It is clear from the context and the example following the above
sentence that "also" doesn't mean "in addition".
However, the main issue is not the paragraph boundary, the main issue
is how the base direction of the paragraph is determined. Because no
matter where the paragraph boundary is, if the base direction is not
recalculated there, then the fact that the boundary is there doesn't
matter.
>From Section 4.3 Higher-Level Protocols of the UAX#9:
HL1. Override P3, and set the paragraph embedding level
explicitly. This does not apply when deciding how to treat FSI
in rule X5c.
. A higher-level protocol may set any paragraph level. This can
be done on the basis of the context, such as on a table cell,
paragraph, document, or system level. (P2 may be skipped if
P3 is overridden). [...]
. A higher-level protocol may apply rules equivalent to P2 and
P3 but default to level 1 (RTL) rather than 0 (LTR) to match
overall RTL context.
. A higher-level protocol may use an entirely different
algorithm that heuristically auto-detects the paragraph
embedding level based on the paragraph text and its
context. For example, it could base it on whether there are
more RTL characters in the text than LTR. As another example,
when the paragraph contains no strong characters, its
direction could be determined by the levels of the paragraphs
before and after.
And Section 3.3.1, which describes the P1, P2, and P3 paragraph-level
rules, says:
Whenever a higher-level protocol specifies the paragraph level,
rules P2 and P3 may be overridden: see HL1.
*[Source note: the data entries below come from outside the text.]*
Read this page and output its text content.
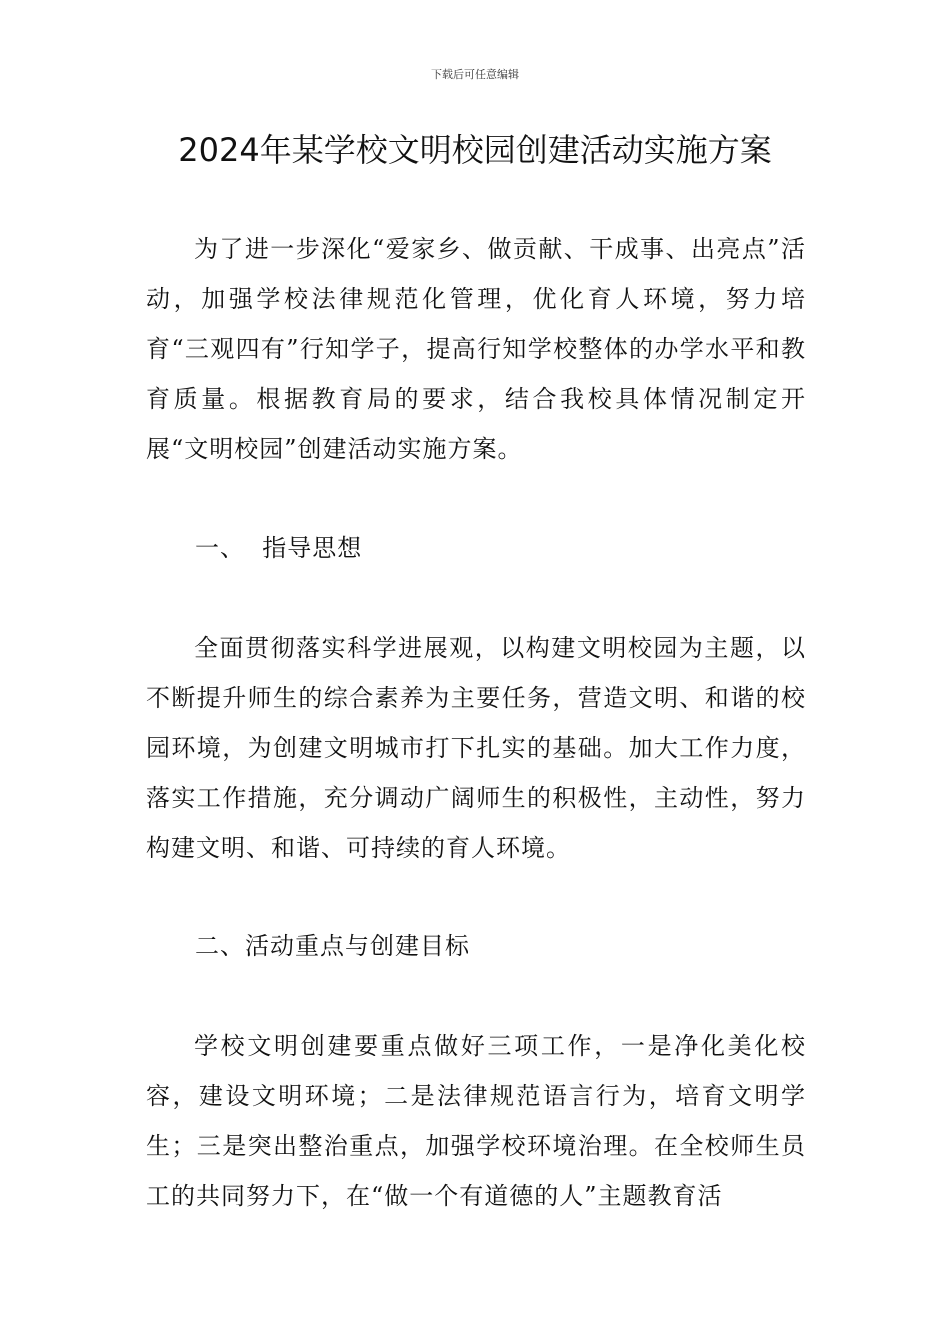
下载后可任意编辑
2024年某学校文明校园创建活动实施方案
为了进一步深化“爱家乡、做贡献、干成事、出亮点”活动，加强学校法律规范化管理，优化育人环境，努力培育“三观四有”行知学子，提高行知学校整体的办学水平和教育质量。根据教育局的要求，结合我校具体情况制定开展“文明校园”创建活动实施方案。
一、  指导思想
全面贯彻落实科学进展观，以构建文明校园为主题，以不断提升师生的综合素养为主要任务，营造文明、和谐的校园环境，为创建文明城市打下扎实的基础。加大工作力度，落实工作措施，充分调动广阔师生的积极性，主动性，努力构建文明、和谐、可持续的育人环境。
二、活动重点与创建目标
学校文明创建要重点做好三项工作，一是净化美化校容，建设文明环境；二是法律规范语言行为，培育文明学生；三是突出整治重点，加强学校环境治理。在全校师生员工的共同努力下，在“做一个有道德的人”主题教育活
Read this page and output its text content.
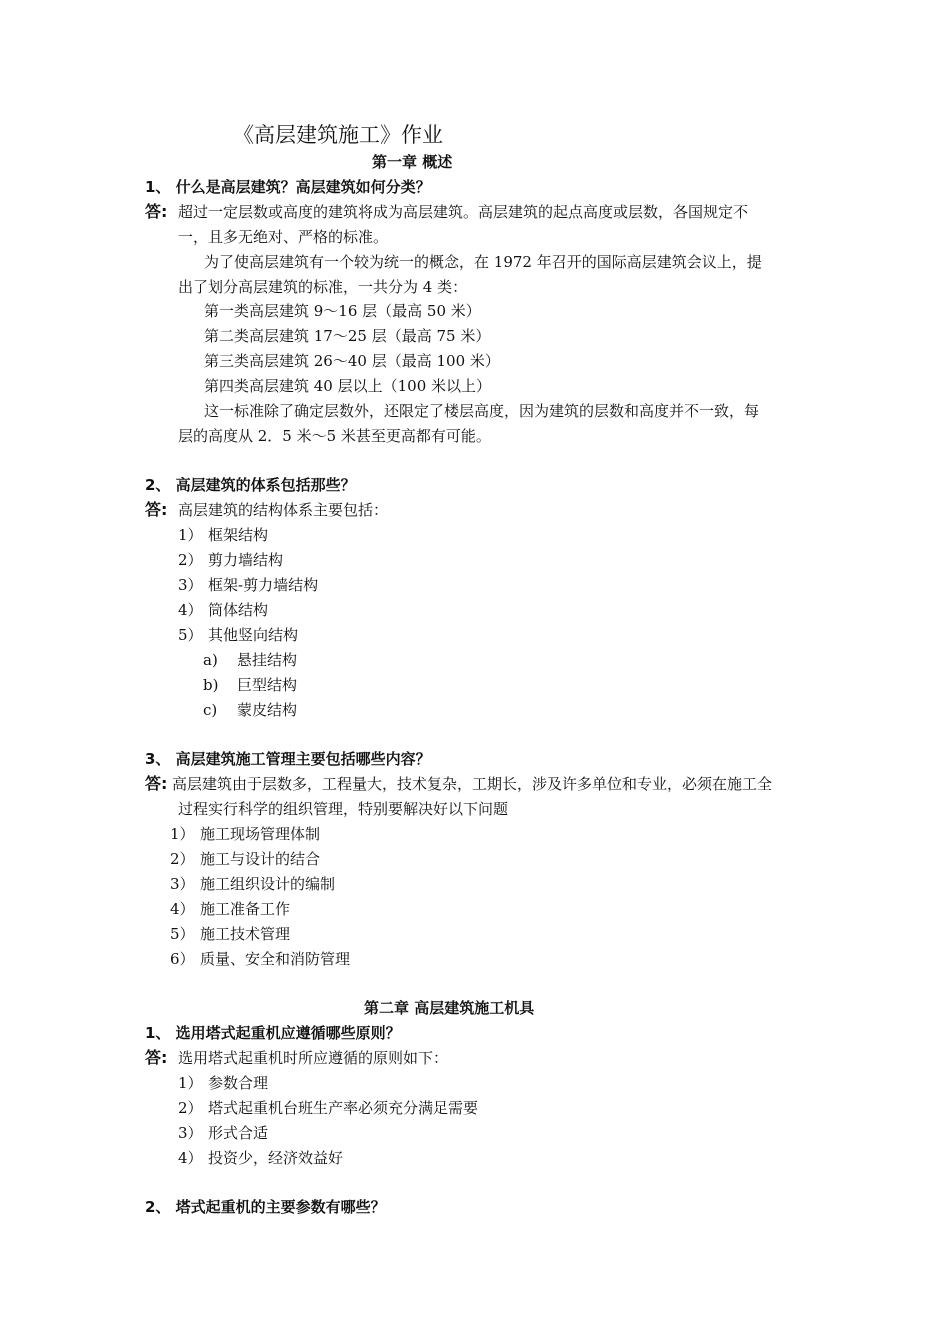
《高层建筑施工》作业
第一章 概述
1、 什么是高层建筑？高层建筑如何分类？
答: 超过一定层数或高度的建筑将成为高层建筑。高层建筑的起点高度或层数，各国规定不
一，且多无绝对、严格的标准。
为了使高层建筑有一个较为统一的概念，在 1972 年召开的国际高层建筑会议上，提
出了划分高层建筑的标准，一共分为 4 类：
第一类高层建筑 9～16 层（最高 50 米）
第二类高层建筑 17～25 层（最高 75 米）
第三类高层建筑 26～40 层（最高 100 米）
第四类高层建筑 40 层以上（100 米以上）
这一标准除了确定层数外，还限定了楼层高度，因为建筑的层数和高度并不一致，每
层的高度从 2．5 米～5 米甚至更高都有可能。
2、 高层建筑的体系包括那些？
答: 高层建筑的结构体系主要包括：
1） 框架结构
2） 剪力墙结构
3） 框架-剪力墙结构
4） 筒体结构
5） 其他竖向结构
a) 悬挂结构
b) 巨型结构
c) 蒙皮结构
3、 高层建筑施工管理主要包括哪些内容？
答: 高层建筑由于层数多，工程量大，技术复杂，工期长，涉及许多单位和专业，必须在施工全
过程实行科学的组织管理，特别要解决好以下问题
1） 施工现场管理体制
2） 施工与设计的结合
3） 施工组织设计的编制
4） 施工准备工作
5） 施工技术管理
6） 质量、安全和消防管理
第二章 高层建筑施工机具
1、 选用塔式起重机应遵循哪些原则？
答: 选用塔式起重机时所应遵循的原则如下：
1） 参数合理
2） 塔式起重机台班生产率必须充分满足需要
3） 形式合适
4） 投资少，经济效益好
2、 塔式起重机的主要参数有哪些？
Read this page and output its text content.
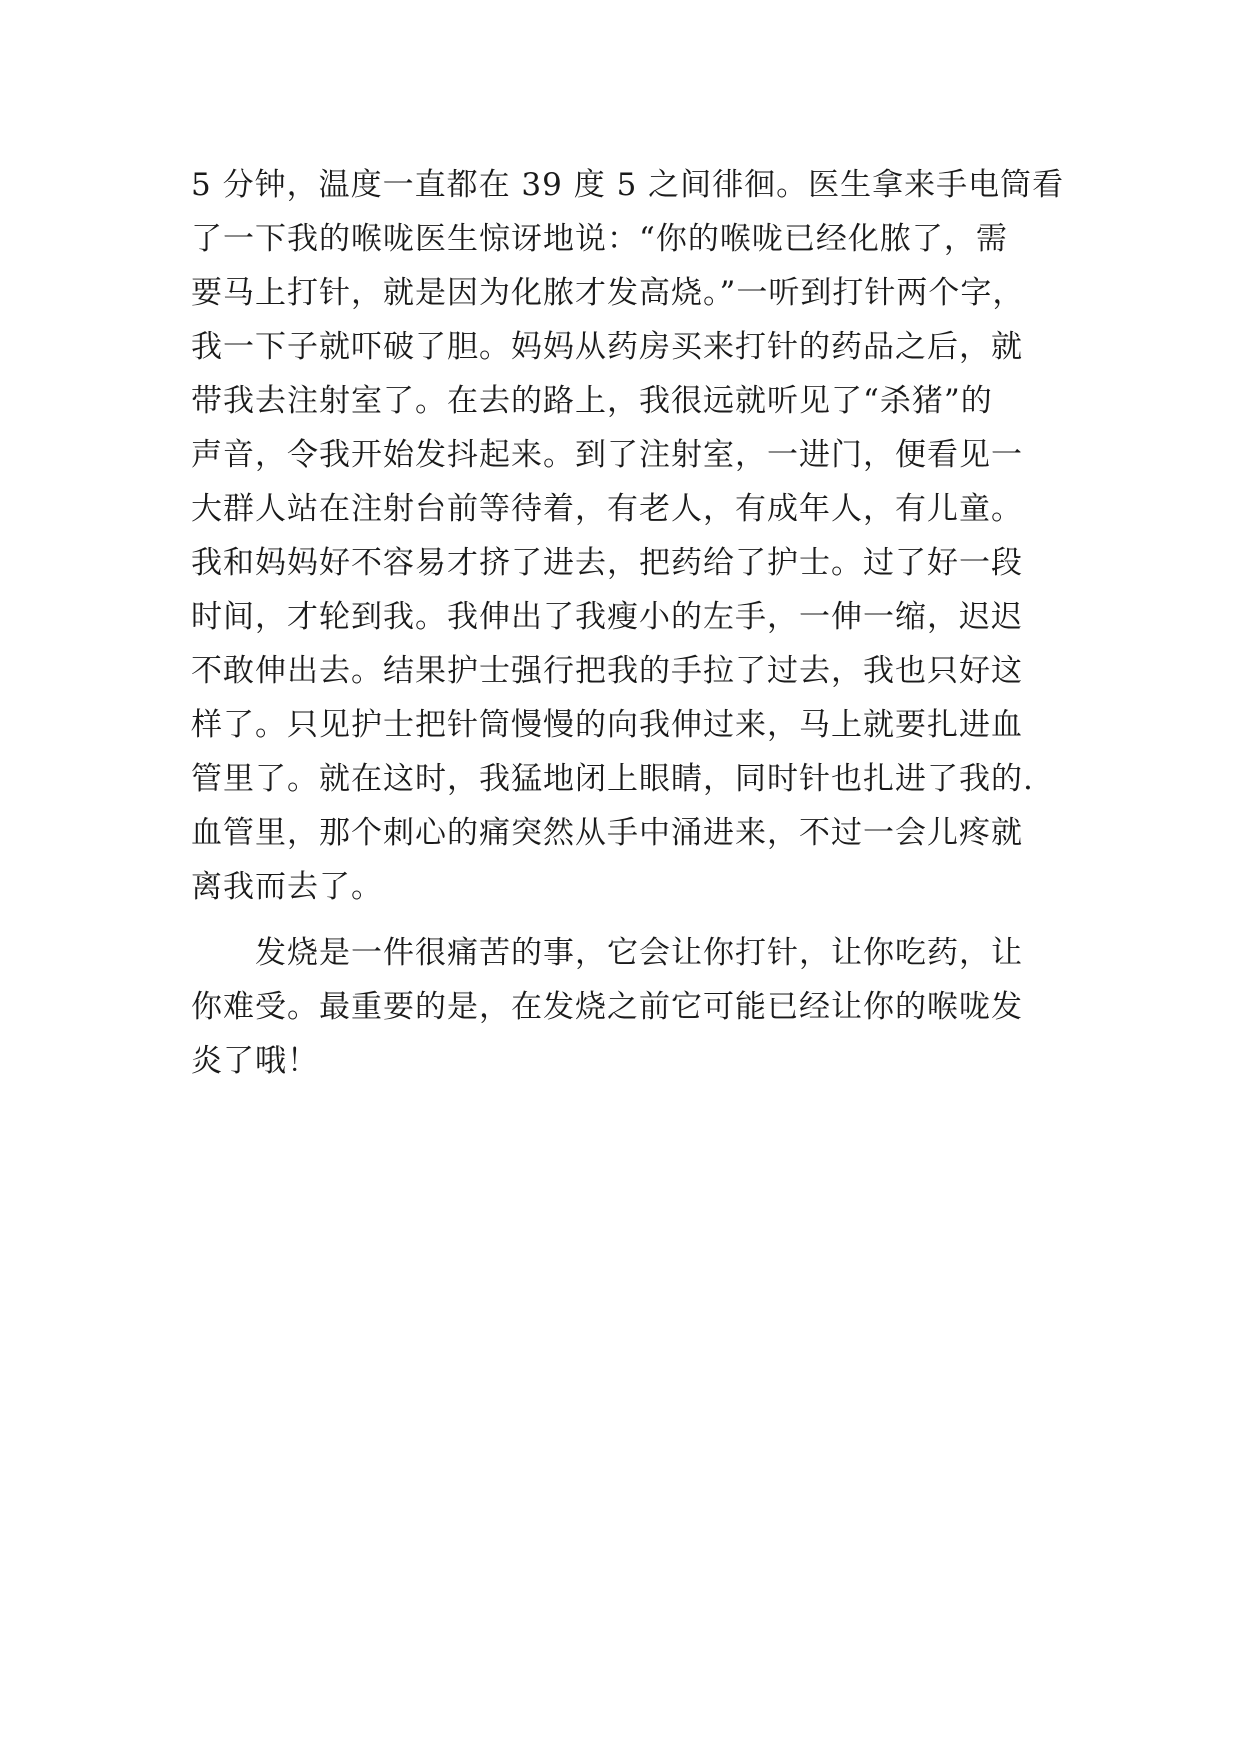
5 分钟，温度一直都在 39 度 5 之间徘徊。医生拿来手电筒看
了一下我的喉咙医生惊讶地说：“你的喉咙已经化脓了，需
要马上打针，就是因为化脓才发高烧。”一听到打针两个字，
我一下子就吓破了胆。妈妈从药房买来打针的药品之后，就
带我去注射室了。在去的路上，我很远就听见了“杀猪”的
声音，令我开始发抖起来。到了注射室，一进门，便看见一
大群人站在注射台前等待着，有老人，有成年人，有儿童。
我和妈妈好不容易才挤了进去，把药给了护士。过了好一段
时间，才轮到我。我伸出了我瘦小的左手，一伸一缩，迟迟
不敢伸出去。结果护士强行把我的手拉了过去，我也只好这
样了。只见护士把针筒慢慢的向我伸过来，马上就要扎进血
管里了。就在这时，我猛地闭上眼睛，同时针也扎进了我的.
血管里，那个刺心的痛突然从手中涌进来，不过一会儿疼就
离我而去了。
　　发烧是一件很痛苦的事，它会让你打针，让你吃药，让
你难受。最重要的是，在发烧之前它可能已经让你的喉咙发
炎了哦！
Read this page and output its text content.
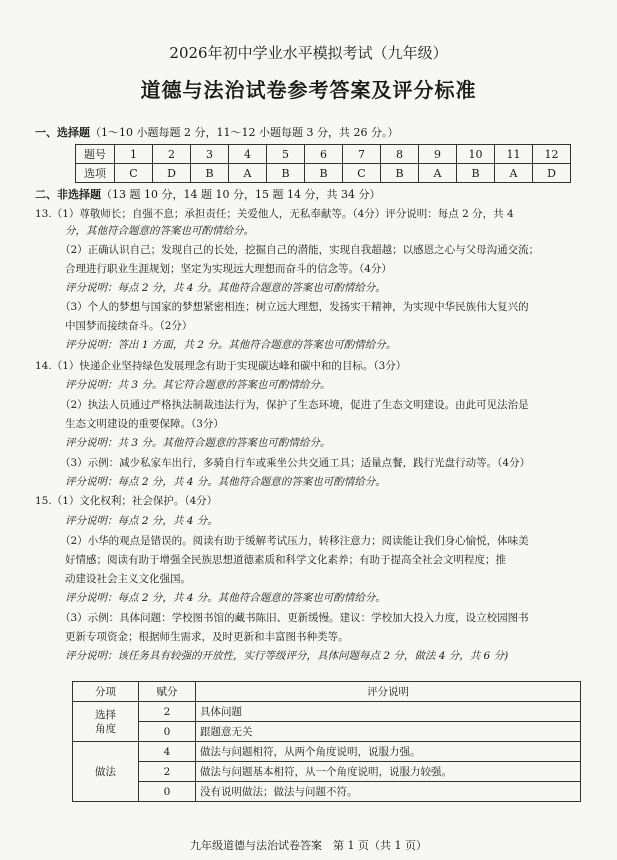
2026年初中学业水平模拟考试（九年级）
道德与法治试卷参考答案及评分标准
一、选择题（1～10 小题每题 2 分，11～12 小题每题 3 分，共 26 分。）
题号	1	2	3	4	5	6	7	8	9	10	11	12
选项	C	D	B	A	B	B	C	B	A	B	A	D
二、非选择题（13 题 10 分，14 题 10 分，15 题 14 分，共 34 分）
13.（1）尊敬师长；自强不息；承担责任；关爱他人，无私奉献等。（4分）评分说明：每点 2 分，共 4
分，其他符合题意的答案也可酌情给分。
（2）正确认识自己；发现自己的长处，挖掘自己的潜能，实现自我超越；以感恩之心与父母沟通交流；
合理进行职业生涯规划；坚定为实现远大理想而奋斗的信念等。（4分）
评分说明：每点 2 分，共 4 分。其他符合题意的答案也可酌情给分。
（3）个人的梦想与国家的梦想紧密相连；树立远大理想，发扬实干精神，为实现中华民族伟大复兴的
中国梦而接续奋斗。（2分）
评分说明：答出 1 方面，共 2 分。其他符合题意的答案也可酌情给分。
14.（1）快递企业坚持绿色发展理念有助于实现碳达峰和碳中和的目标。（3分）
评分说明：共 3 分。其它符合题意的答案也可酌情给分。
（2）执法人员通过严格执法制裁违法行为，保护了生态环境，促进了生态文明建设。由此可见法治是
生态文明建设的重要保障。（3分）
评分说明：共 3 分。其他符合题意的答案也可酌情给分。
（3）示例：减少私家车出行，多骑自行车或乘坐公共交通工具；适量点餐，践行光盘行动等。（4分）
评分说明：每点 2 分，共 4 分。其他符合题意的答案也可酌情给分。
15.（1）文化权利；社会保护。（4分）
评分说明：每点 2 分，共 4 分。
（2）小华的观点是错误的。阅读有助于缓解考试压力，转移注意力；阅读能让我们身心愉悦，体味美
好情感；阅读有助于增强全民族思想道德素质和科学文化素养；有助于提高全社会文明程度；推
动建设社会主义文化强国。
评分说明：每点 2 分，共 4 分。其他符合题意的答案也可酌情给分。
（3）示例：具体问题：学校图书馆的藏书陈旧、更新缓慢。建议：学校加大投入力度，设立校园图书
更新专项资金；根据师生需求，及时更新和丰富图书种类等。
评分说明：该任务具有较强的开放性，实行等级评分，具体问题每点 2 分，做法 4 分，共 6 分)
分项	赋分	评分说明
选择
角度	2	具体问题
	0	跟题意无关
做法	4	做法与问题相符，从两个角度说明，说服力强。
	2	做法与问题基本相符，从一个角度说明，说服力较强。
	0	没有说明做法；做法与问题不符。
九年级道德与法治试卷答案　第 1 页（共 1 页）
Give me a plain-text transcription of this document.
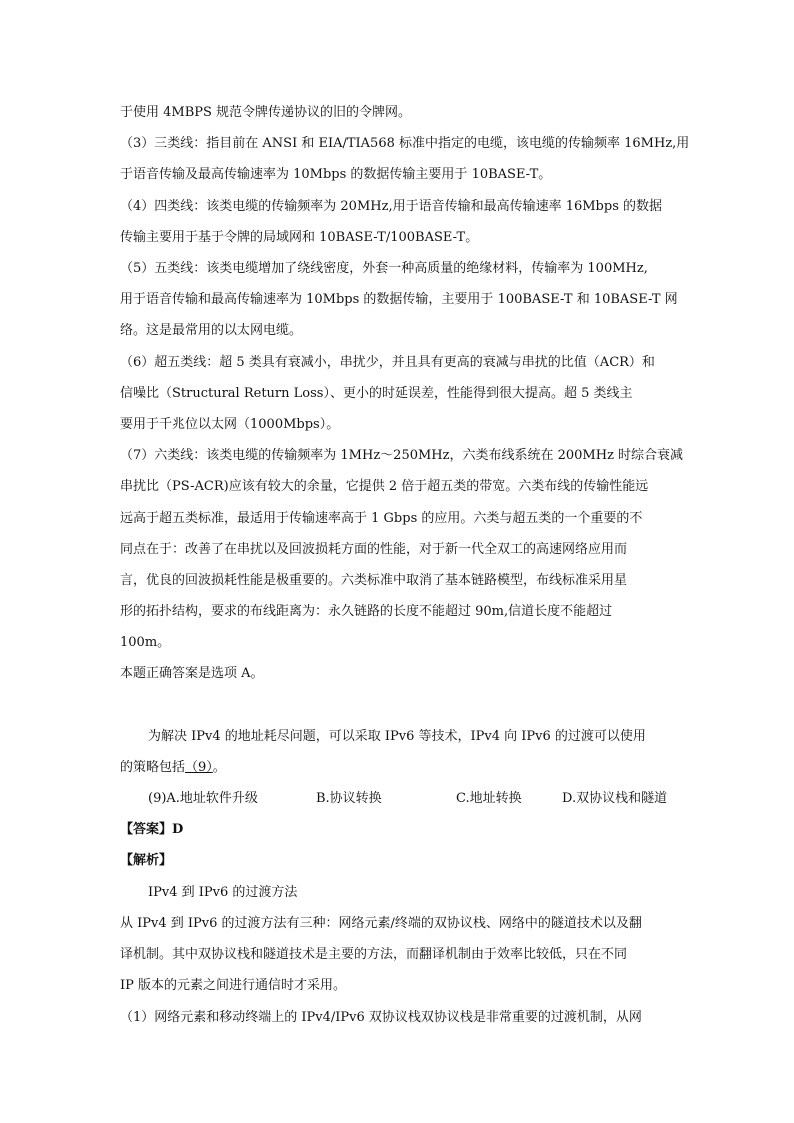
于使用 4MBPS 规范令牌传递协议的旧的令牌网。
（3）三类线：指目前在 ANSI 和 EIA/TIA568 标准中指定的电缆，该电缆的传输频率 16MHz,用
于语音传输及最高传输速率为 10Mbps 的数据传输主要用于 10BASE-T。
（4）四类线：该类电缆的传输频率为 20MHz,用于语音传输和最高传输速率 16Mbps 的数据
传输主要用于基于令牌的局域网和 10BASE-T/100BASE-T。
（5）五类线：该类电缆增加了绕线密度，外套一种高质量的绝缘材料，传输率为 100MHz,
用于语音传输和最高传输速率为 10Mbps 的数据传输，主要用于 100BASE-T 和 10BASE-T 网
络。这是最常用的以太网电缆。
（6）超五类线：超 5 类具有衰减小，串扰少，并且具有更高的衰减与串扰的比值（ACR）和
信噪比（Structural Return Loss）、更小的时延误差，性能得到很大提高。超 5 类线主
要用于千兆位以太网（1000Mbps）。
（7）六类线：该类电缆的传输频率为 1MHz～250MHz，六类布线系统在 200MHz 时综合衰减
串扰比（PS-ACR)应该有较大的余量，它提供 2 倍于超五类的带宽。六类布线的传输性能远
远高于超五类标准，最适用于传输速率高于 1 Gbps 的应用。六类与超五类的一个重要的不
同点在于：改善了在串扰以及回波损耗方面的性能，对于新一代全双工的高速网络应用而
言，优良的回波损耗性能是极重要的。六类标准中取消了基本链路模型，布线标准采用星
形的拓扑结构，要求的布线距离为：永久链路的长度不能超过 90m,信道长度不能超过
100m。
本题正确答案是选项 A。
为解决 IPv4 的地址耗尽问题，可以采取 IPv6 等技术，IPv4 向 IPv6 的过渡可以使用
的策略包括（9）。
(9)A.地址软件升级	B.协议转换	C.地址转换	D.双协议栈和隧道
【答案】D
【解析】
IPv4 到 IPv6 的过渡方法
从 IPv4 到 IPv6 的过渡方法有三种：网络元素/终端的双协议栈、网络中的隧道技术以及翻
译机制。其中双协议栈和隧道技术是主要的方法，而翻译机制由于效率比较低，只在不同
IP 版本的元素之间进行通信时才采用。
（1）网络元素和移动终端上的 IPv4/IPv6 双协议栈双协议栈是非常重要的过渡机制，从网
So an application is allowed to override _all_ of the paragraph-level
rules, and do what suits it best. And based on some non-negligible
experience with bidi-aware applications, I submit that an application
that does _not_ employ some higher-level protocol for base paragraph
direction will violate user expectations when working with plain text.
E.g., try reading in MS Outlook an unformatted text message which has
a lot of RTL text mixed with LTR. It's unreadable; I always
copy/paste it into Emacs, and only then I'm able to read it.